Large patient registries could provide the long-term data needed for the measurement of clinical endpoints, and may also be used to promote drug development that could benefit these patient populations, said Justin Moy, a patient advocate who is pursuing a PhD degree in biokinetics at Boston University. Moreover, patient-reported outcomes that reflect improvement or decline over time should be placed at the center of research.

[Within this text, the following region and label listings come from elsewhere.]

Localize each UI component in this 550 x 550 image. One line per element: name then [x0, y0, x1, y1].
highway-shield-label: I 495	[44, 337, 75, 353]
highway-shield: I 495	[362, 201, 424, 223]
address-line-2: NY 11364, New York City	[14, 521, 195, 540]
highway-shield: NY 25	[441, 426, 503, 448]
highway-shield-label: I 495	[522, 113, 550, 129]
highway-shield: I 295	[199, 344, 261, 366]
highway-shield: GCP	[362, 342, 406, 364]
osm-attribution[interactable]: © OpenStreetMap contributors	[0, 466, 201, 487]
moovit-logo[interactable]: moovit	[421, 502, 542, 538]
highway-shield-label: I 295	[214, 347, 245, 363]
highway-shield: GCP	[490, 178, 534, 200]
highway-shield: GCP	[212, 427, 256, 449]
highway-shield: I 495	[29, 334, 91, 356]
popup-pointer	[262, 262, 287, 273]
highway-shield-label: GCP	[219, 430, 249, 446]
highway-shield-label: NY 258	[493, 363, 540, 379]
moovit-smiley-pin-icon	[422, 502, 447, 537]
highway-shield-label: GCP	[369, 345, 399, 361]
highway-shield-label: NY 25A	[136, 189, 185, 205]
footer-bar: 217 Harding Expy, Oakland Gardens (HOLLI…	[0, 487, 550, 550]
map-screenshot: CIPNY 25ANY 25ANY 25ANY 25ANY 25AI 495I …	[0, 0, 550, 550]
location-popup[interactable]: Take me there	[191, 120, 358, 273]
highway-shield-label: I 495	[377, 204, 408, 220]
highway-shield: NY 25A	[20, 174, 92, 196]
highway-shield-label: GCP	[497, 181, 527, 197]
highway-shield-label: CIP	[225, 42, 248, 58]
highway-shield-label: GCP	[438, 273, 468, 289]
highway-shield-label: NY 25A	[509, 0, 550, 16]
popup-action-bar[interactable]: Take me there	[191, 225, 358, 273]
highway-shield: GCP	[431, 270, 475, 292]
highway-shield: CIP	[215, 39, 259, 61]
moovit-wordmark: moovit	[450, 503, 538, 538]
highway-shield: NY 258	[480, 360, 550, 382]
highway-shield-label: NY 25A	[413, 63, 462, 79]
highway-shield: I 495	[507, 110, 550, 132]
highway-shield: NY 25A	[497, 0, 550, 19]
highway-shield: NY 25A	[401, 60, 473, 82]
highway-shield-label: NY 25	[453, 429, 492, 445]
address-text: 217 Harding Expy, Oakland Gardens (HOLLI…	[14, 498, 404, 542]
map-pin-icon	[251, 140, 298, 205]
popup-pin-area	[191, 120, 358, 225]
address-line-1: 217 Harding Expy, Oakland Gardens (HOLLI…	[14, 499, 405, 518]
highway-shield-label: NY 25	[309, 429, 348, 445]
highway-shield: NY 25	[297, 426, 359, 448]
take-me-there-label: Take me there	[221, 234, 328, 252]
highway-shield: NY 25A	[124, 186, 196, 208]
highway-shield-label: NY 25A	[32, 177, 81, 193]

In addition to regulatory hurdles, challenges to receiving adequate care include the transition from pediatric to adult neuromuscular health care, a lack of legislative uniformity between different states, and the coordination of care. When it comes to integrating research and health care, the United States is currently lagging behind other wealthy nations, Brooks noted.
Keeping the patients at the center of this journey and providing them with tools and resources such as patient navigation materials may help them overcome some of the obstacles they encounter in the health care system, the speakers said. “As we move into this new era of gene therapy, we also have to raise the educational level of patients and [family members], so that they know that, when these opportunities arise, they can take advantage of them, so that everybody can benefit from this new age [of therapies],” Moy added.
Widespread genome-based newborn screening may also unlock the potential of therapies to treat individuals before they become symptomatic, ensuring that they achieve the best possible outcomes, the speakers concluded.